De Guzman, affare fatto. Il centrocampista olandese in arrivo per 6 milioni

POST MONDIALE . C’è voluta un’estate intera per arrivare al centrocampista e dopo aver girato l’Europa (il Mondo) in lungo ed in largo, aver sperato in Mascherano, essere stati «sedotti e abbandonati» da Gonalons, riflettuto (e indietreggiato) dinnanzi ai costi di Javi Garcia, di Mario Suarez, sognato Kramer, ecco spuntare dal mondiale brasiliano Jonathan De Guzman (26), un olandesino volante – ma sul serio – per la sua leggerezza nella corsa, per la capacità di inventarsi o mediano dinnanzi alla difesa o trequartista o esterno, una sorta di trasformista moderno per il mosaico di Benitez.
E’ stata una lunghissima e faticosa ricerca, è stata una scelta condizionata da una serie di paletti (il costo dell’operazione, l’incidenza dell’ingaggio), è stato un indispensabile passettino in avanti, per avere almeno nuove opzioni, in quel centrocampo nel quale non c’è più Behrami e chissà se poi, alla fine della giostra, ci sia Gargano.

BLITZ. E adesso bisogna semplicemente chiuderla questa trattativa: lo faranno i presidenti in prima persona, Fernando Roig ed Aurelio De Laurentiis, forti d’un rapporto personale consolidato, di una stima reciproca che si è rinforzata con le frequentazioni del recentissimo passato. Il Qpr ci ha provato, De Guzman li ha bloccati, il Napoli s’è scongelato ed ha abbandonato il rigore dei propri principi: sei milioni per acquistarlo completamente, contratto quinquennale al calciatore, che alla fine sta ottenendo ciò che voleva, il riconoscimento presso un top club dopo essersi gustato la vetrina nel Mondiale con l’Olanda di Van Gaal.

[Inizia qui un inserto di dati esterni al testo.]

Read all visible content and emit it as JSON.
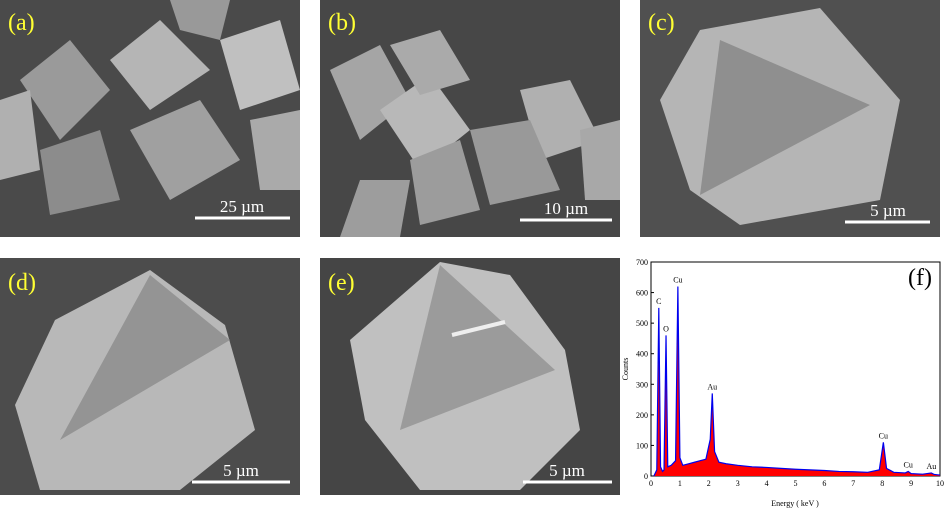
{
  "panels": [
    {
      "label": "(a)",
      "scale_bar": "25 µm"
    },
    {
      "label": "(b)",
      "scale_bar": "10 µm"
    },
    {
      "label": "(c)",
      "scale_bar": "5 µm"
    },
    {
      "label": "(d)",
      "scale_bar": "5 µm"
    },
    {
      "label": "(e)",
      "scale_bar": "5 µm"
    }
  ],
  "chart_data": {
    "type": "area",
    "label": "(f)",
    "x_label": "Energy ( keV )",
    "y_label": "Counts",
    "x": [
      0.1,
      0.2,
      0.27,
      0.33,
      0.4,
      0.45,
      0.52,
      0.58,
      0.7,
      0.85,
      0.93,
      1.0,
      1.1,
      1.3,
      1.5,
      1.7,
      1.9,
      2.05,
      2.12,
      2.2,
      2.35,
      2.6,
      3.0,
      3.5,
      4.0,
      4.5,
      5.0,
      5.5,
      6.0,
      6.5,
      7.0,
      7.5,
      7.9,
      8.04,
      8.15,
      8.4,
      8.8,
      8.9,
      9.0,
      9.4,
      9.7,
      9.8,
      10
    ],
    "values": [
      0,
      20,
      550,
      30,
      15,
      20,
      460,
      30,
      35,
      50,
      620,
      60,
      35,
      40,
      45,
      50,
      55,
      120,
      270,
      80,
      45,
      40,
      35,
      30,
      28,
      25,
      22,
      20,
      18,
      15,
      14,
      12,
      20,
      110,
      25,
      12,
      10,
      15,
      8,
      6,
      10,
      5,
      3
    ],
    "line_color": "#0000ee",
    "fill_color": "#ff0000",
    "peaks": [
      {
        "label": "C",
        "x": 0.27,
        "value": 550
      },
      {
        "label": "O",
        "x": 0.52,
        "value": 460
      },
      {
        "label": "Cu",
        "x": 0.93,
        "value": 620
      },
      {
        "label": "Au",
        "x": 2.12,
        "value": 270
      },
      {
        "label": "Cu",
        "x": 8.04,
        "value": 110
      },
      {
        "label": "Cu",
        "x": 8.9,
        "value": 15
      },
      {
        "label": "Au",
        "x": 9.7,
        "value": 10
      }
    ],
    "xlim": [
      0,
      10
    ],
    "xticks": [
      0,
      1,
      2,
      3,
      4,
      5,
      6,
      7,
      8,
      9,
      10
    ],
    "ylim": [
      0,
      700
    ],
    "yticks": [
      0,
      100,
      200,
      300,
      400,
      500,
      600,
      700
    ]
  }
}
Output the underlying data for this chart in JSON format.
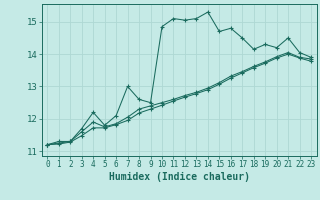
{
  "xlabel": "Humidex (Indice chaleur)",
  "background_color": "#c5eae6",
  "line_color": "#1a6b5e",
  "grid_color": "#aed8d4",
  "xlim": [
    -0.5,
    23.5
  ],
  "ylim": [
    10.85,
    15.55
  ],
  "yticks": [
    11,
    12,
    13,
    14,
    15
  ],
  "xticks": [
    0,
    1,
    2,
    3,
    4,
    5,
    6,
    7,
    8,
    9,
    10,
    11,
    12,
    13,
    14,
    15,
    16,
    17,
    18,
    19,
    20,
    21,
    22,
    23
  ],
  "line1_x": [
    0,
    1,
    2,
    3,
    4,
    5,
    6,
    7,
    8,
    9,
    10,
    11,
    12,
    13,
    14,
    15,
    16,
    17,
    18,
    19,
    20,
    21,
    22,
    23
  ],
  "line1_y": [
    11.2,
    11.3,
    11.3,
    11.7,
    12.2,
    11.8,
    12.1,
    13.0,
    12.6,
    12.5,
    14.85,
    15.1,
    15.05,
    15.1,
    15.3,
    14.7,
    14.8,
    14.5,
    14.15,
    14.3,
    14.2,
    14.5,
    14.05,
    13.9
  ],
  "line2_x": [
    0,
    1,
    2,
    3,
    4,
    5,
    6,
    7,
    8,
    9,
    10,
    11,
    12,
    13,
    14,
    15,
    16,
    17,
    18,
    19,
    20,
    21,
    22,
    23
  ],
  "line2_y": [
    11.2,
    11.25,
    11.3,
    11.6,
    11.9,
    11.75,
    11.85,
    12.05,
    12.3,
    12.4,
    12.5,
    12.6,
    12.72,
    12.82,
    12.95,
    13.12,
    13.32,
    13.46,
    13.62,
    13.76,
    13.92,
    14.05,
    13.9,
    13.85
  ],
  "line3_x": [
    0,
    1,
    2,
    3,
    4,
    5,
    6,
    7,
    8,
    9,
    10,
    11,
    12,
    13,
    14,
    15,
    16,
    17,
    18,
    19,
    20,
    21,
    22,
    23
  ],
  "line3_y": [
    11.2,
    11.22,
    11.28,
    11.48,
    11.72,
    11.72,
    11.82,
    11.95,
    12.18,
    12.3,
    12.42,
    12.55,
    12.67,
    12.78,
    12.9,
    13.07,
    13.26,
    13.42,
    13.58,
    13.72,
    13.88,
    14.0,
    13.88,
    13.78
  ]
}
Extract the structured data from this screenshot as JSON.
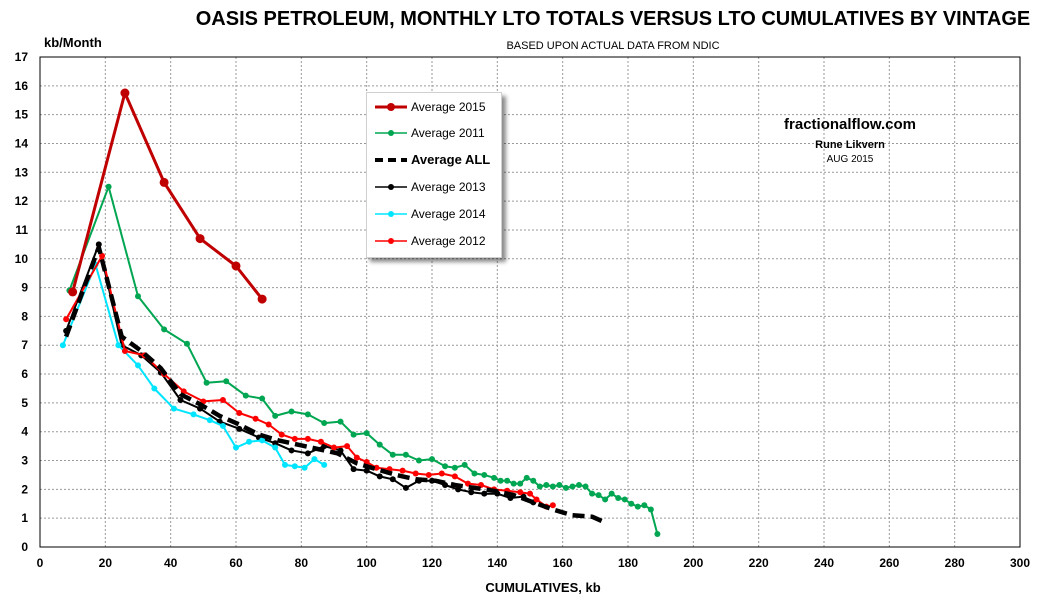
{
  "title": "OASIS PETROLEUM, MONTHLY LTO TOTALS VERSUS LTO CUMULATIVES BY VINTAGE",
  "subtitle": "BASED UPON ACTUAL DATA FROM NDIC",
  "annotations": {
    "site": "fractionalflow.com",
    "author": "Rune Likvern",
    "date": "AUG 2015"
  },
  "chart_data": {
    "type": "line",
    "title": "OASIS PETROLEUM, MONTHLY LTO TOTALS VERSUS LTO CUMULATIVES BY VINTAGE",
    "subtitle": "BASED UPON ACTUAL DATA FROM NDIC",
    "xlabel": "CUMULATIVES, kb",
    "ylabel": "kb/Month",
    "xlim": [
      0,
      300
    ],
    "ylim": [
      0,
      17
    ],
    "xticks": [
      "0",
      "20",
      "40",
      "60",
      "80",
      "100",
      "120",
      "140",
      "160",
      "180",
      "200",
      "220",
      "240",
      "260",
      "280",
      "300"
    ],
    "yticks": [
      "0",
      "1",
      "2",
      "3",
      "4",
      "5",
      "6",
      "7",
      "8",
      "9",
      "10",
      "11",
      "12",
      "13",
      "14",
      "15",
      "16",
      "17"
    ],
    "grid": true,
    "legend_position": "upper-center",
    "series": [
      {
        "name": "Average 2011",
        "color": "#00a651",
        "marker": "circle",
        "points": [
          [
            9,
            8.9
          ],
          [
            21,
            12.5
          ],
          [
            30,
            8.7
          ],
          [
            38,
            7.55
          ],
          [
            45,
            7.05
          ],
          [
            51,
            5.7
          ],
          [
            57,
            5.75
          ],
          [
            63,
            5.25
          ],
          [
            68,
            5.15
          ],
          [
            72,
            4.55
          ],
          [
            77,
            4.7
          ],
          [
            82,
            4.6
          ],
          [
            87,
            4.3
          ],
          [
            92,
            4.35
          ],
          [
            96,
            3.9
          ],
          [
            100,
            3.95
          ],
          [
            104,
            3.55
          ],
          [
            108,
            3.2
          ],
          [
            112,
            3.2
          ],
          [
            116,
            3.0
          ],
          [
            120,
            3.05
          ],
          [
            124,
            2.8
          ],
          [
            127,
            2.75
          ],
          [
            130,
            2.85
          ],
          [
            133,
            2.55
          ],
          [
            136,
            2.5
          ],
          [
            139,
            2.4
          ],
          [
            141,
            2.3
          ],
          [
            143,
            2.3
          ],
          [
            145,
            2.2
          ],
          [
            147,
            2.2
          ],
          [
            149,
            2.4
          ],
          [
            151,
            2.3
          ],
          [
            153,
            2.1
          ],
          [
            155,
            2.15
          ],
          [
            157,
            2.1
          ],
          [
            159,
            2.15
          ],
          [
            161,
            2.05
          ],
          [
            163,
            2.1
          ],
          [
            165,
            2.15
          ],
          [
            167,
            2.1
          ],
          [
            169,
            1.85
          ],
          [
            171,
            1.8
          ],
          [
            173,
            1.65
          ],
          [
            175,
            1.85
          ],
          [
            177,
            1.7
          ],
          [
            179,
            1.65
          ],
          [
            181,
            1.5
          ],
          [
            183,
            1.4
          ],
          [
            185,
            1.45
          ],
          [
            187,
            1.3
          ],
          [
            189,
            0.45
          ]
        ]
      },
      {
        "name": "Average 2013",
        "color": "#000000",
        "marker": "circle",
        "points": [
          [
            8,
            7.5
          ],
          [
            18,
            10.5
          ],
          [
            25,
            7.0
          ],
          [
            31,
            6.65
          ],
          [
            37,
            6.05
          ],
          [
            43,
            5.1
          ],
          [
            49,
            4.8
          ],
          [
            55,
            4.35
          ],
          [
            61,
            4.1
          ],
          [
            67,
            3.8
          ],
          [
            72,
            3.6
          ],
          [
            77,
            3.35
          ],
          [
            82,
            3.25
          ],
          [
            87,
            3.5
          ],
          [
            92,
            3.35
          ],
          [
            96,
            2.7
          ],
          [
            100,
            2.65
          ],
          [
            104,
            2.45
          ],
          [
            108,
            2.35
          ],
          [
            112,
            2.05
          ],
          [
            116,
            2.3
          ],
          [
            120,
            2.3
          ],
          [
            124,
            2.15
          ],
          [
            128,
            2.0
          ],
          [
            132,
            1.9
          ],
          [
            136,
            1.85
          ],
          [
            140,
            1.85
          ],
          [
            144,
            1.7
          ],
          [
            148,
            1.75
          ],
          [
            151,
            1.55
          ]
        ]
      },
      {
        "name": "Average 2014",
        "color": "#00e5ff",
        "marker": "circle",
        "points": [
          [
            7,
            7.0
          ],
          [
            17,
            9.8
          ],
          [
            24,
            7.0
          ],
          [
            30,
            6.3
          ],
          [
            35,
            5.5
          ],
          [
            41,
            4.8
          ],
          [
            47,
            4.6
          ],
          [
            52,
            4.4
          ],
          [
            56,
            4.2
          ],
          [
            60,
            3.45
          ],
          [
            64,
            3.65
          ],
          [
            68,
            3.7
          ],
          [
            72,
            3.45
          ],
          [
            75,
            2.85
          ],
          [
            78,
            2.8
          ],
          [
            81,
            2.75
          ],
          [
            84,
            3.05
          ],
          [
            87,
            2.85
          ]
        ]
      },
      {
        "name": "Average 2012",
        "color": "#ff0000",
        "marker": "circle",
        "points": [
          [
            8,
            7.9
          ],
          [
            19,
            10.1
          ],
          [
            26,
            6.8
          ],
          [
            32,
            6.65
          ],
          [
            38,
            6.0
          ],
          [
            44,
            5.4
          ],
          [
            50,
            5.05
          ],
          [
            56,
            5.1
          ],
          [
            61,
            4.65
          ],
          [
            66,
            4.45
          ],
          [
            70,
            4.25
          ],
          [
            74,
            3.9
          ],
          [
            78,
            3.75
          ],
          [
            82,
            3.75
          ],
          [
            86,
            3.65
          ],
          [
            90,
            3.45
          ],
          [
            94,
            3.5
          ],
          [
            97,
            3.1
          ],
          [
            100,
            2.95
          ],
          [
            103,
            2.75
          ],
          [
            107,
            2.7
          ],
          [
            111,
            2.65
          ],
          [
            115,
            2.55
          ],
          [
            119,
            2.5
          ],
          [
            123,
            2.55
          ],
          [
            127,
            2.45
          ],
          [
            131,
            2.2
          ],
          [
            135,
            2.15
          ],
          [
            139,
            2.0
          ],
          [
            143,
            1.95
          ],
          [
            147,
            1.9
          ],
          [
            150,
            1.85
          ],
          [
            152,
            1.65
          ],
          [
            155,
            1.4
          ],
          [
            157,
            1.45
          ]
        ]
      },
      {
        "name": "Average ALL",
        "color": "#000000",
        "marker": "none",
        "dashed": true,
        "points": [
          [
            8,
            7.3
          ],
          [
            18,
            10.4
          ],
          [
            25,
            7.3
          ],
          [
            31,
            6.8
          ],
          [
            37,
            6.2
          ],
          [
            43,
            5.3
          ],
          [
            49,
            4.95
          ],
          [
            55,
            4.55
          ],
          [
            61,
            4.25
          ],
          [
            67,
            3.9
          ],
          [
            73,
            3.7
          ],
          [
            79,
            3.55
          ],
          [
            85,
            3.4
          ],
          [
            91,
            3.25
          ],
          [
            97,
            2.9
          ],
          [
            103,
            2.7
          ],
          [
            109,
            2.5
          ],
          [
            115,
            2.35
          ],
          [
            121,
            2.3
          ],
          [
            127,
            2.15
          ],
          [
            133,
            2.05
          ],
          [
            139,
            1.95
          ],
          [
            145,
            1.8
          ],
          [
            151,
            1.55
          ],
          [
            157,
            1.3
          ],
          [
            163,
            1.1
          ],
          [
            169,
            1.05
          ],
          [
            173,
            0.85
          ]
        ]
      },
      {
        "name": "Average 2015",
        "color": "#c00000",
        "marker": "circle",
        "points": [
          [
            10,
            8.85
          ],
          [
            26,
            15.75
          ],
          [
            38,
            12.65
          ],
          [
            49,
            10.7
          ],
          [
            60,
            9.75
          ],
          [
            68,
            8.6
          ]
        ]
      }
    ]
  },
  "legend": [
    {
      "label": "Average 2015",
      "color": "#c00000",
      "style": "thick-circle"
    },
    {
      "label": "Average 2011",
      "color": "#00a651",
      "style": "circle"
    },
    {
      "label": "Average ALL",
      "color": "#000000",
      "style": "dashed"
    },
    {
      "label": "Average 2013",
      "color": "#000000",
      "style": "circle"
    },
    {
      "label": "Average 2014",
      "color": "#00e5ff",
      "style": "circle"
    },
    {
      "label": "Average 2012",
      "color": "#ff0000",
      "style": "circle"
    }
  ]
}
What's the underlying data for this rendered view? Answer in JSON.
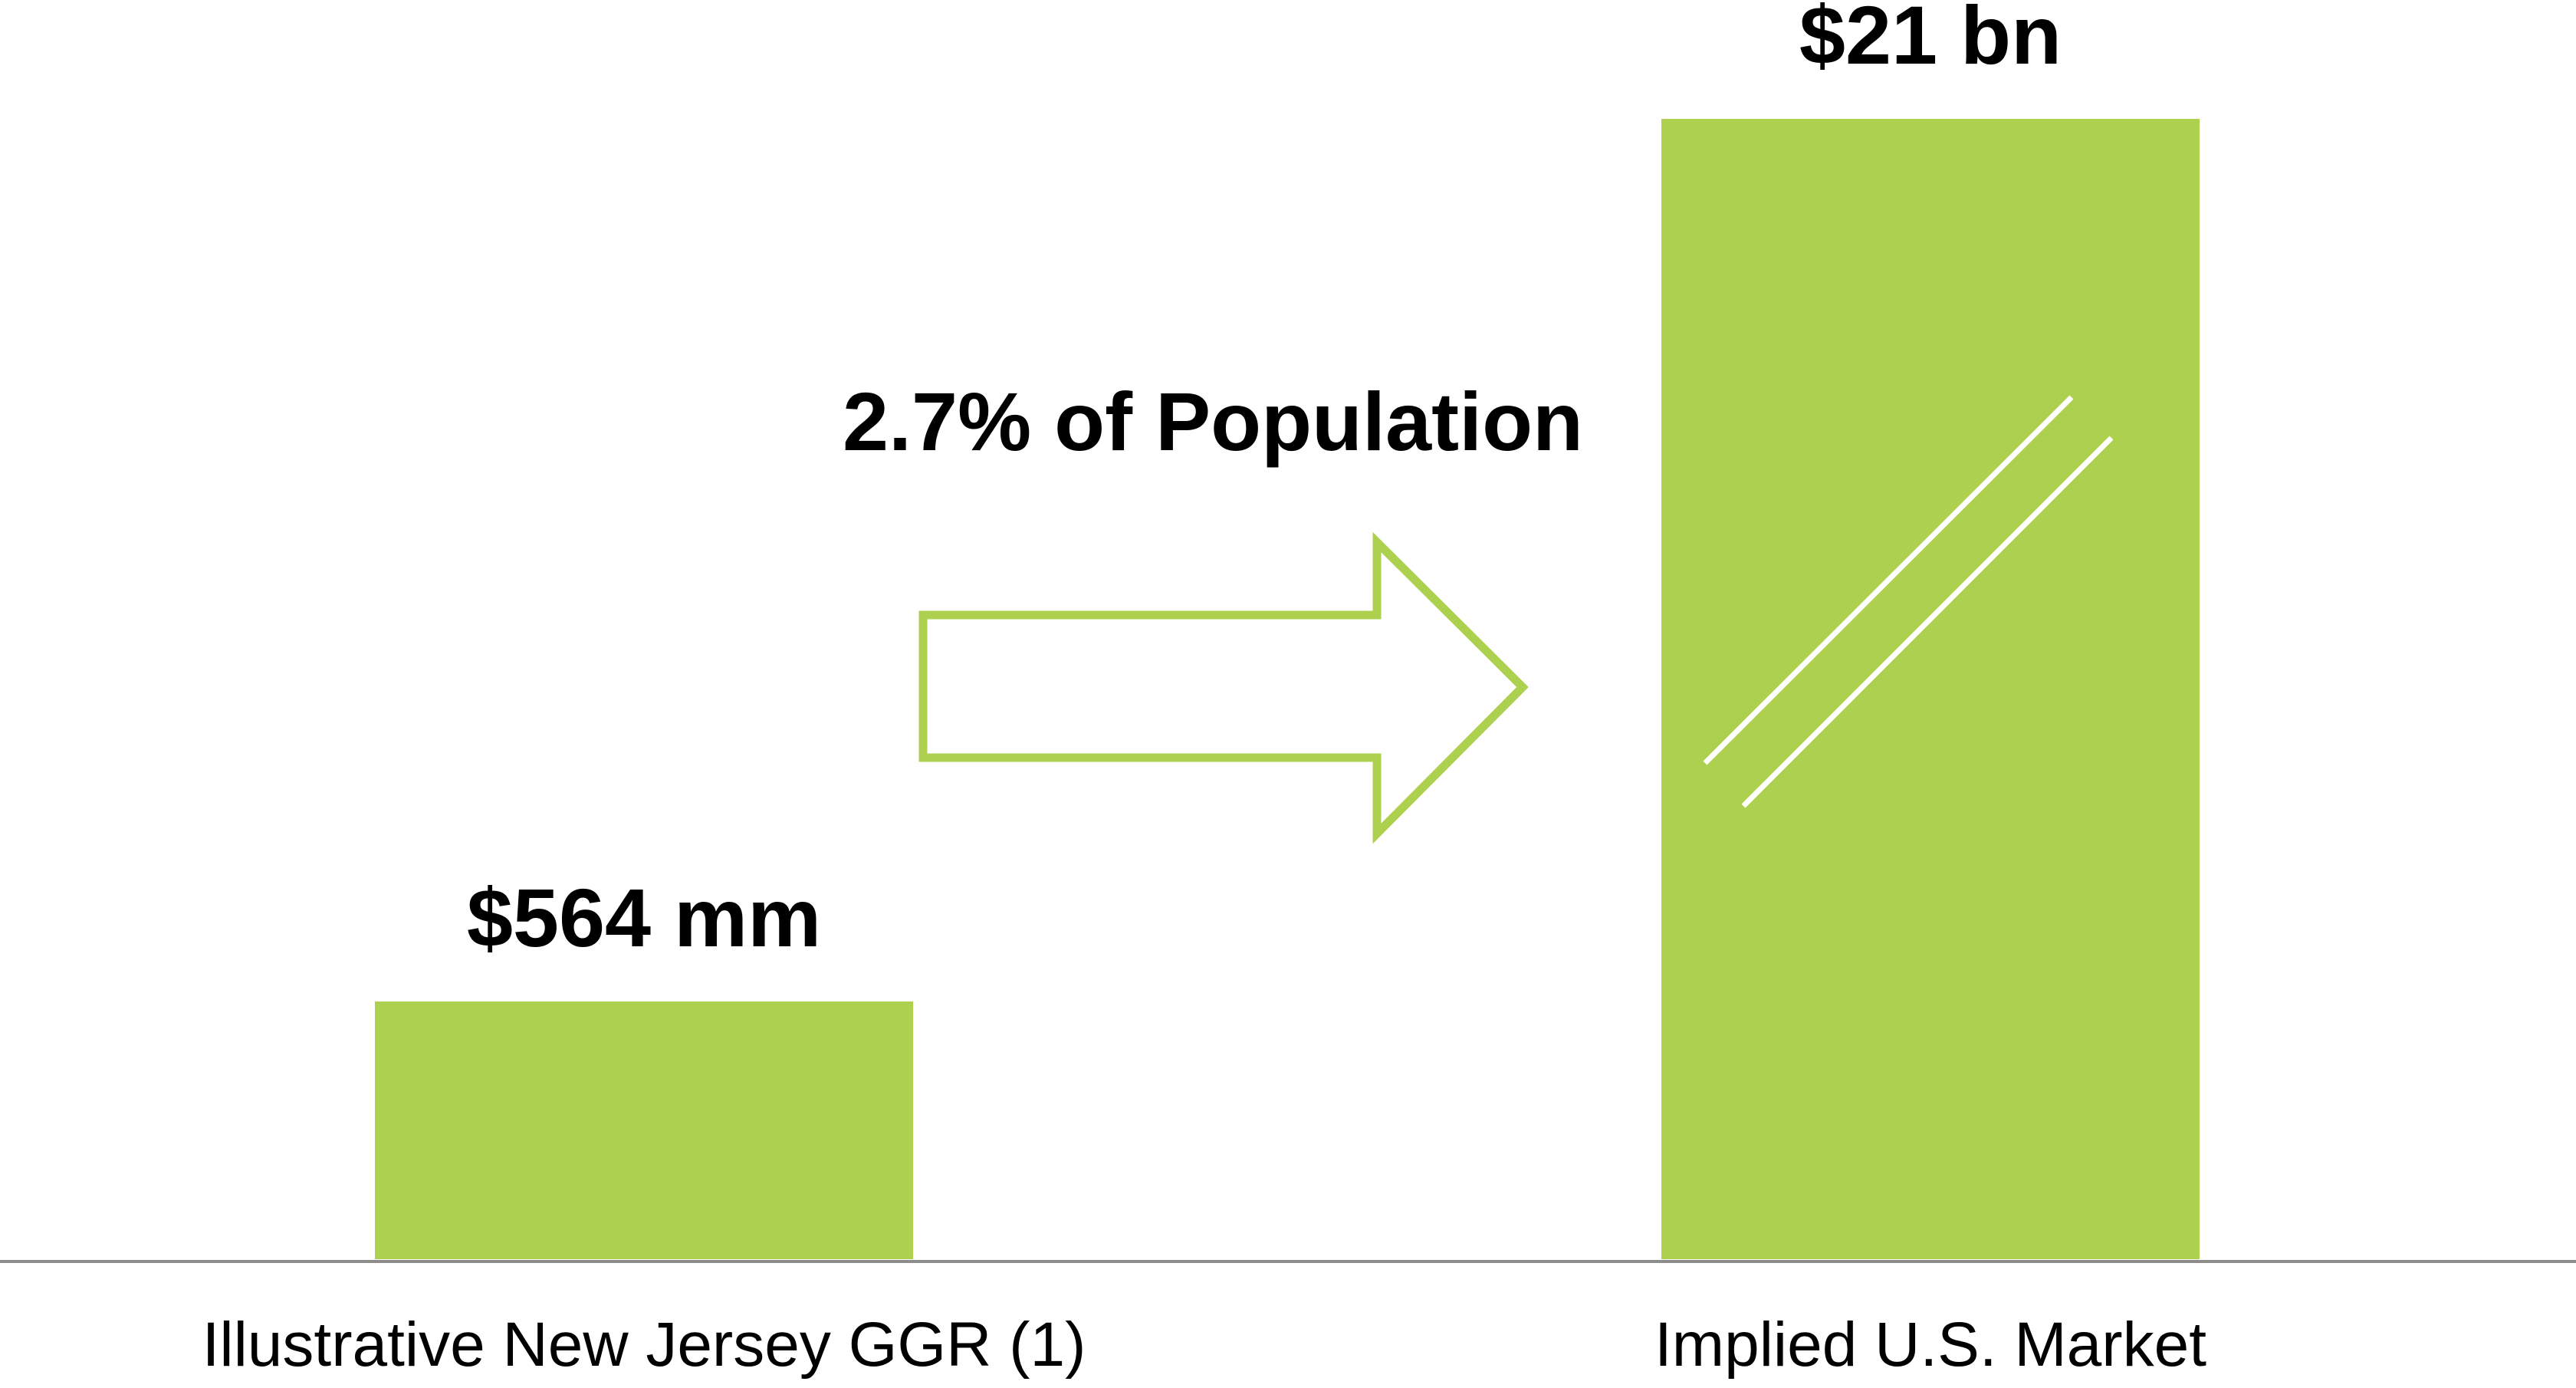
{
  "chart_data": {
    "type": "bar",
    "categories": [
      "Illustrative New Jersey GGR (1)",
      "Implied U.S. Market"
    ],
    "values": [
      0.564,
      21
    ],
    "value_unit": "billion USD",
    "data_labels": [
      "$564 mm",
      "$21 bn"
    ],
    "axis_break_on": "Implied U.S. Market",
    "annotation": "2.7% of Population",
    "title": "",
    "xlabel": "",
    "ylabel": "",
    "grid": false,
    "legend": "none"
  },
  "colors": {
    "bar": "#AED04F",
    "arrow_stroke": "#AED04F",
    "axis": "#8C8C8C",
    "break_lines": "#FFFFFF",
    "text": "#000000"
  }
}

E POI? Il resto, ed è scritto pure nell’aria, lo farà il preliminare, che è una cassaforte dalla quale (eventualmente) attingere per riuscire a rimediare il quarto centrocampista. Ma è un gioco complicato, che comprende altre mosse, quelle affidate al destino ed alla capacità di chi opera sul mercato: perché comunque c’è un Napoli che tracima di calciatori e di ingaggi.
Il nome utile per la causa resta quello di Marouane Fellaini (26), centrocampista belga del Manchester United: un’idea che ha perso un po’ quota nelle ultime ore per una serie di impedimenti. Però i tredici giorni che separano dal rintocco del “Big Ben” verranno utilizzati per scandagliare ancora il mercato, avendo poi percezione della disponibilità economica: con il gettito di milioni di euro concessi dalla (eventuale) qualificazione in Champions League, sarebbe possibile persino largheggiare, inventandosi un colpo dell’utlima ora; altrimenti – nella malaugurata ipotesi d’eliminazione – va a finire veramente che si scaverà tra i saldi d’inizio stagione.